We know that for a cubic polynomial, \[A{{x}^{3}}+B{{x}^{2}}+Cx+D\] whose roots are \[\alpha ,\beta ,\gamma \] we have,
\[\text{Sum of roots}=\alpha +\beta +\gamma =\dfrac{-B}{A}\]
Sum of the product of roots taken two at a time \[=\alpha \beta +\beta \gamma +\gamma \alpha =\dfrac{C}{A}\]
\[\text{Product of roots}=\alpha \beta \gamma =\dfrac{D}{A}\]
So, comparing \[f\left( x \right)={{x}^{3}}-12{{x}^{2}}+39x+k\] with \[A{{x}^{3}}+B{{x}^{2}}+Cx+D\] we get,
A = 1
B = – 12
C = 39
D = k
Now, comparing the roots, we get,
\[\alpha =a\]
\[\beta =a+d\]
\[\gamma =a+2d\]
Therefore, applying the identities listed above, we have,
\[\Rightarrow \alpha +\beta +\gamma =\dfrac{-B}{A}\]
\[\Rightarrow a+a+d+a+2d=\dfrac{-\left( -12 \right)}{1}\]
\[\Rightarrow 3a+3d=12\]
\[\Rightarrow a+d=4.......\left( i \right)\]
Now, we have,
\[\alpha \beta +\beta \gamma +\gamma \alpha =\dfrac{C}{A}\]
\[\Rightarrow a\left( a+d \right)+\left( a+d \right)\left( a+2d \right)+\left( a+2d \right)a=\dfrac{39}{1}\]
\[\Rightarrow 3{{a}^{2}}+6ad+2{{d}^{2}}=39......\left( ii \right)\]
Now, substituting the value of ‘d’ from equation (i) in equation (ii), we get,
\[\Rightarrow 3{{a}^{2}}+6a\left( 4-a \right)+2{{\left( 4-a \right)}^{2}}=39\]
\[\Rightarrow 3{{a}^{2}}+24a-6{{a}^{2}}+2\left( 16+{{a}^{2}}-8a \right)=39\]
\[\Rightarrow 3{{a}^{2}}+24a-6{{a}^{2}}+32+2{{a}^{2}}-16a=39\]
\[\Rightarrow -{{a}^{2}}+8a-7=0\]
\[\Rightarrow {{a}^{2}}-8a+7=0\]
On using the middle term split method, we get,
\[\Rightarrow {{a}^{2}}-7a-a+7=0\]
\[\Rightarrow \left( a-7 \right)\left( a-1 \right)=0\]
\[\Rightarrow a=7;a=1\]
Considering each value of ‘a’ one by one, we have,
Case (1): When a = 7,
\[\Rightarrow a+d=4\]
\[\Rightarrow 7+d=4\]
\[\Rightarrow d=4-7\]
\[\Rightarrow d=-3\]
Now, applying the formula for the product of roots given as \[\alpha \beta \gamma =\dfrac{-D}{A},\] we get,
\[\Rightarrow a\times \left( a+d \right)\times \left( a+2d \right)=\dfrac{-k}{1}\]
\[\Rightarrow 7\times 4\times \left( 7+2\times \left( -3 \right) \right)=-k\]
\[\Rightarrow 28\times 1=-k\]
\[\Rightarrow k=-28\]
Case (2): When a = 1
\[\Rightarrow a+d=4\]
\[\Rightarrow 1+d=4\]
\[\Rightarrow d=4-1\]
\[\Rightarrow d=3\]
Again applying the formula for the product of roots given as \[\alpha \beta \gamma =\dfrac{-D}{A},\] we get,
\[\Rightarrow a\times \left( a+d \right)\times \left( a+2d \right)=\dfrac{-k}{1}\]
\[\Rightarrow 1\times 4\times \left( 1+2\times 3 \right)=-k\]
\[\Rightarrow 1\times 4\times 7=-k\]
\[\Rightarrow 28=-k\]
\[\Rightarrow k=-28\]
Hence, option (b) is the right answer.

Note: One may note that in both cases we obtained the same value of k.

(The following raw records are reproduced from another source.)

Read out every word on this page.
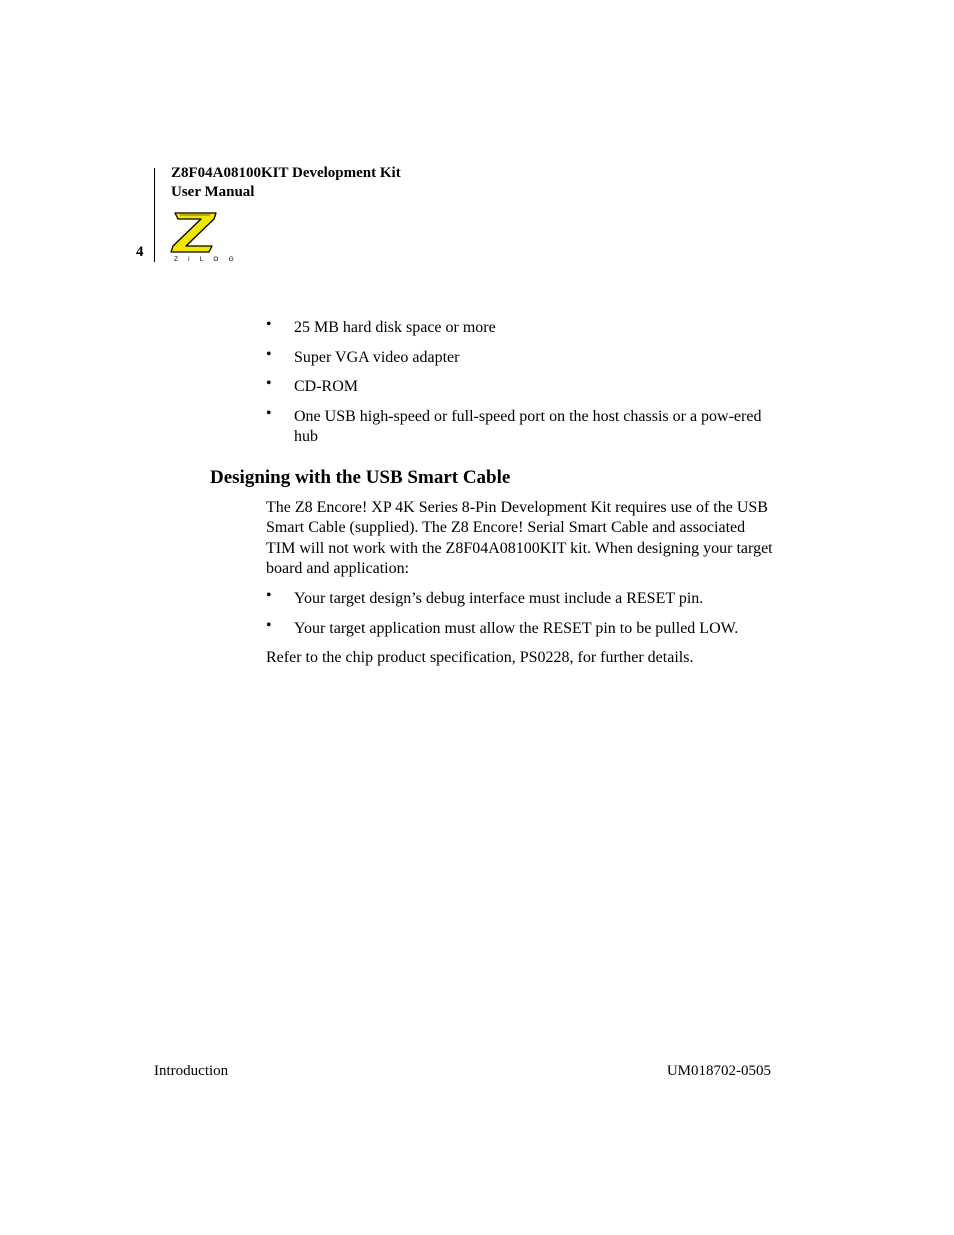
4
Z8F04A08100KIT Development Kit
User Manual
Z i L O G
• 25 MB hard disk space or more
• Super VGA video adapter
• CD-ROM
• One USB high-speed or full-speed port on the host chassis or a pow-ered hub
Designing with the USB Smart Cable

The Z8 Encore! XP 4K Series 8-Pin Development Kit requires use of the USB Smart Cable (supplied). The Z8 Encore! Serial Smart Cable and associated TIM will not work with the Z8F04A08100KIT kit. When designing your target board and application:

• Your target design’s debug interface must include a RESET pin.
• Your target application must allow the RESET pin to be pulled LOW.

Refer to the chip product specification, PS0228, for further details.

Introduction	UM018702-0505
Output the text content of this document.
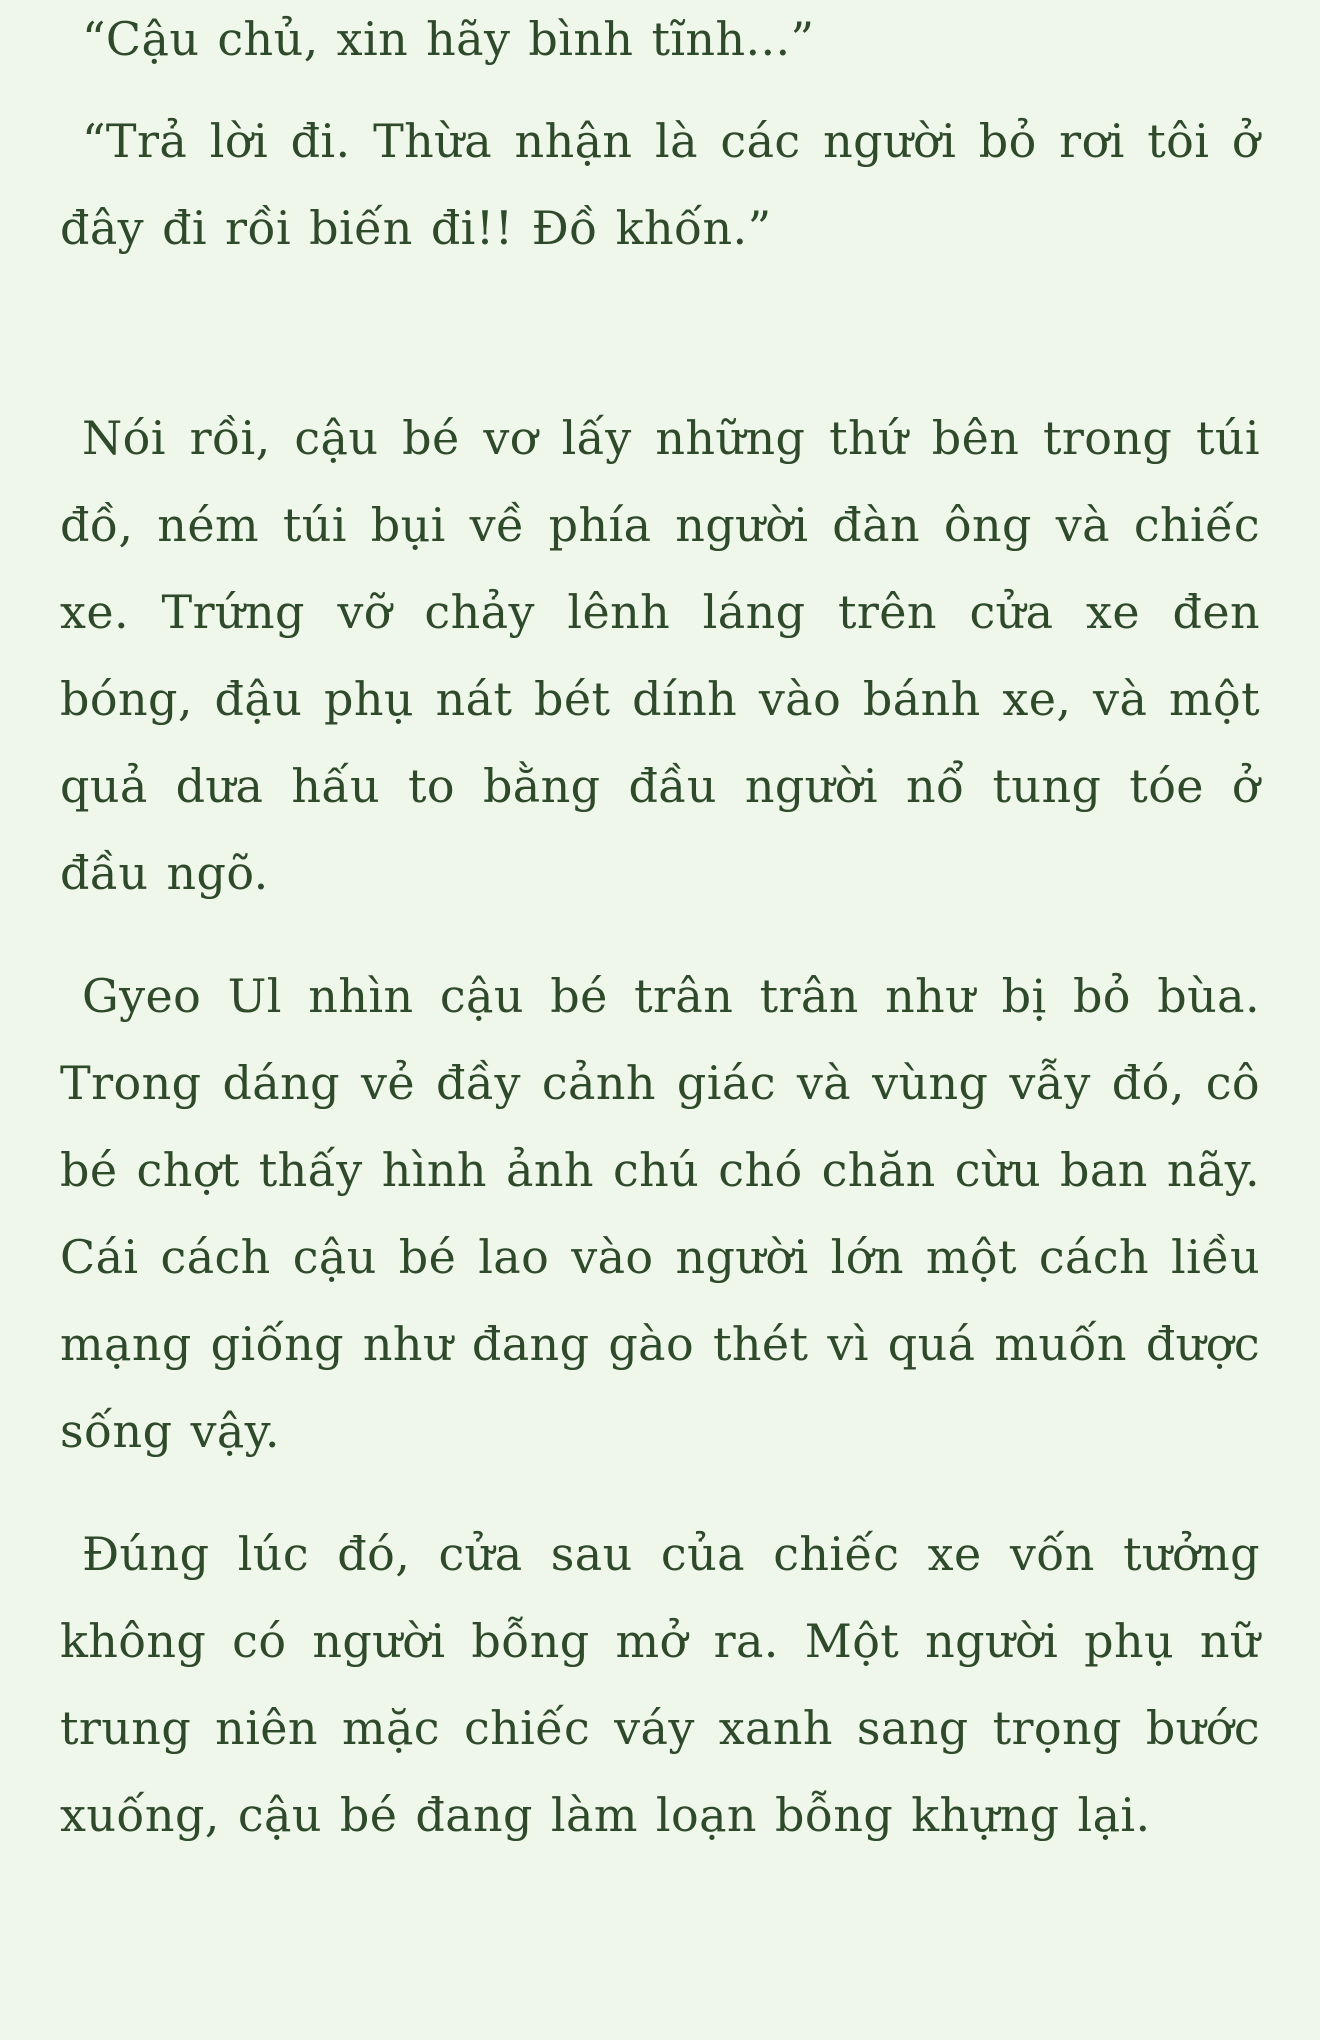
“Cậu chủ, xin hãy bình tĩnh...”

“Trả lời đi. Thừa nhận là các người bỏ rơi tôi ở đây đi rồi biến đi!! Đồ khốn.”

Nói rồi, cậu bé vơ lấy những thứ bên trong túi đồ, ném túi bụi về phía người đàn ông và chiếc xe. Trứng vỡ chảy lênh láng trên cửa xe đen bóng, đậu phụ nát bét dính vào bánh xe, và một quả dưa hấu to bằng đầu người nổ tung tóe ở đầu ngõ.

Gyeo Ul nhìn cậu bé trân trân như bị bỏ bùa. Trong dáng vẻ đầy cảnh giác và vùng vẫy đó, cô bé chợt thấy hình ảnh chú chó chăn cừu ban nãy. Cái cách cậu bé lao vào người lớn một cách liều mạng giống như đang gào thét vì quá muốn được sống vậy.

Đúng lúc đó, cửa sau của chiếc xe vốn tưởng không có người bỗng mở ra. Một người phụ nữ trung niên mặc chiếc váy xanh sang trọng bước xuống, cậu bé đang làm loạn bỗng khựng lại.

This is proof that our answer is correct. In the above question, you must remember the formulas of the sum and product of roots to solve it. Never assume the three roots of the polynomial as three different variables in the above question otherwise you will get confused in the calculation. Note that to reduce the calculation you may assume the three roots in AP as a – d, a, a + d.